John Paton, un misionero escocés del siglo XIX conocido por su trabajo evangelizador en las Islas Nuevas Hébridas, habiendo enfrentado grandes peligros, hostilidad de los pueblos locales y enfermedades, dedicó su vida fielmente a predicar el evangelio, haciendo discípulos y plantando iglesias. Paton escribió en uno de sus diarios:
“Permíteme guardar registro de mi firme convicción de que este es el servicio más noble en el que cualquier ser humano pueda invertir o invertirse. Si Dios me devolviera mi vida para vivirla otra vez, con toda seguridad y sin dudarlo ni por un momento la pondría sobre el altar para Cristo; para que Él la use como antes, en semejantes ministerios de amor, especialmente en medio de aquellos que nunca han escuchado el nombre de Jesús”.

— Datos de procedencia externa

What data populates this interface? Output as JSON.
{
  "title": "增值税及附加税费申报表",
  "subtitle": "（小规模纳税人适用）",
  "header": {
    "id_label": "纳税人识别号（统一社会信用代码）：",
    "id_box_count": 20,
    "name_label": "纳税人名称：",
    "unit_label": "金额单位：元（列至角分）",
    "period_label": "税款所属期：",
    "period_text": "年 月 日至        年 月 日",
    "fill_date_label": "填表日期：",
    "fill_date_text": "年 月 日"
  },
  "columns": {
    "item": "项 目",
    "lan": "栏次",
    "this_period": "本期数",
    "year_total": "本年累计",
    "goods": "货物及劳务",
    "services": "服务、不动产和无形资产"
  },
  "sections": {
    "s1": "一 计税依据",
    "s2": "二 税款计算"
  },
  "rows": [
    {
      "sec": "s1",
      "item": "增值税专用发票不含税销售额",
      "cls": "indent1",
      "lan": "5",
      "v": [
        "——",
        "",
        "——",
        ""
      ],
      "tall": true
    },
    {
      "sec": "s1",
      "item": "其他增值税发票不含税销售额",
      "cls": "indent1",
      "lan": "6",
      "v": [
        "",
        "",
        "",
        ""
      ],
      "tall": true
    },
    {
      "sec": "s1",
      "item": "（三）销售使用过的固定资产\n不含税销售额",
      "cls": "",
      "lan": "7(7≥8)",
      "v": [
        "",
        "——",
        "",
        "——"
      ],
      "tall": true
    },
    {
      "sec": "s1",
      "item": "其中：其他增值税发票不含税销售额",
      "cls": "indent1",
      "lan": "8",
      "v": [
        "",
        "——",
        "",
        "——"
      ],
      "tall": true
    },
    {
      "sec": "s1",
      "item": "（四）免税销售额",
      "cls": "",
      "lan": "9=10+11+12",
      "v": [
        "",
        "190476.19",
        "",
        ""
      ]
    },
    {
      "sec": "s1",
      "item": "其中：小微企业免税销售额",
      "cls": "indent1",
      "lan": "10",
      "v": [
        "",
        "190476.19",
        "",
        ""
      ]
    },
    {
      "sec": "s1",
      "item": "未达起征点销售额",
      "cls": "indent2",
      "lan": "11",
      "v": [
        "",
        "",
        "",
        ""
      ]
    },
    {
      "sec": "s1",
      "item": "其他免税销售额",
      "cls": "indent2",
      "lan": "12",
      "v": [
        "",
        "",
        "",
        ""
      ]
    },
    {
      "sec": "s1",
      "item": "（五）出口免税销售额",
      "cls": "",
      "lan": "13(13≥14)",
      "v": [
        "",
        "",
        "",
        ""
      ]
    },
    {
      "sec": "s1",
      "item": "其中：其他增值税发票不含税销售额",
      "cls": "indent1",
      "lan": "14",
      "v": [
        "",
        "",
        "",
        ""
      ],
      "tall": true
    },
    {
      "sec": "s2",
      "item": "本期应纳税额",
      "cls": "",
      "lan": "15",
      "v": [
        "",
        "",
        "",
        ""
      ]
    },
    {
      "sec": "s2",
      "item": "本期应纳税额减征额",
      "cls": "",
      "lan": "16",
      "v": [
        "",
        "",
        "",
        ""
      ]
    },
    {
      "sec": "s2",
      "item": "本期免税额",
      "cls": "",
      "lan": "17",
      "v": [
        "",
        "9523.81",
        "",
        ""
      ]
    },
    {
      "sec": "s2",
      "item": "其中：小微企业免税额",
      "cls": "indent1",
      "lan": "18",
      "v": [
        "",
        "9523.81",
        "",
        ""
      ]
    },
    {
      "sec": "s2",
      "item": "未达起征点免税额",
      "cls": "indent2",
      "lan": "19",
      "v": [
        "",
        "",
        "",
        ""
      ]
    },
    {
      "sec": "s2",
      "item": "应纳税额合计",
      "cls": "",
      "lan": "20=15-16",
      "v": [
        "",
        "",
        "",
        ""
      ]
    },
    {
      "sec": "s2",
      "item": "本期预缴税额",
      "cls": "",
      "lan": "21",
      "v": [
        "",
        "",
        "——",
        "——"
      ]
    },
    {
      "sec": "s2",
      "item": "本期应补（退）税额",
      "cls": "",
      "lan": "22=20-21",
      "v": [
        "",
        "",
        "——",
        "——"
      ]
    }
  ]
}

Conocer a Jesús nos transforma, darlo a conocer extiende esa transformación a otros. En todo esto Dios se glorifica. Cuando meditemos en cómo invertir nuestras vidas con propósito, recordemos las famosas palabras de C.S. Lewis, “todo lo que no tiene valor eterno, es eternamente inútil”. Y nunca olvidemos: se trata de Su gloria.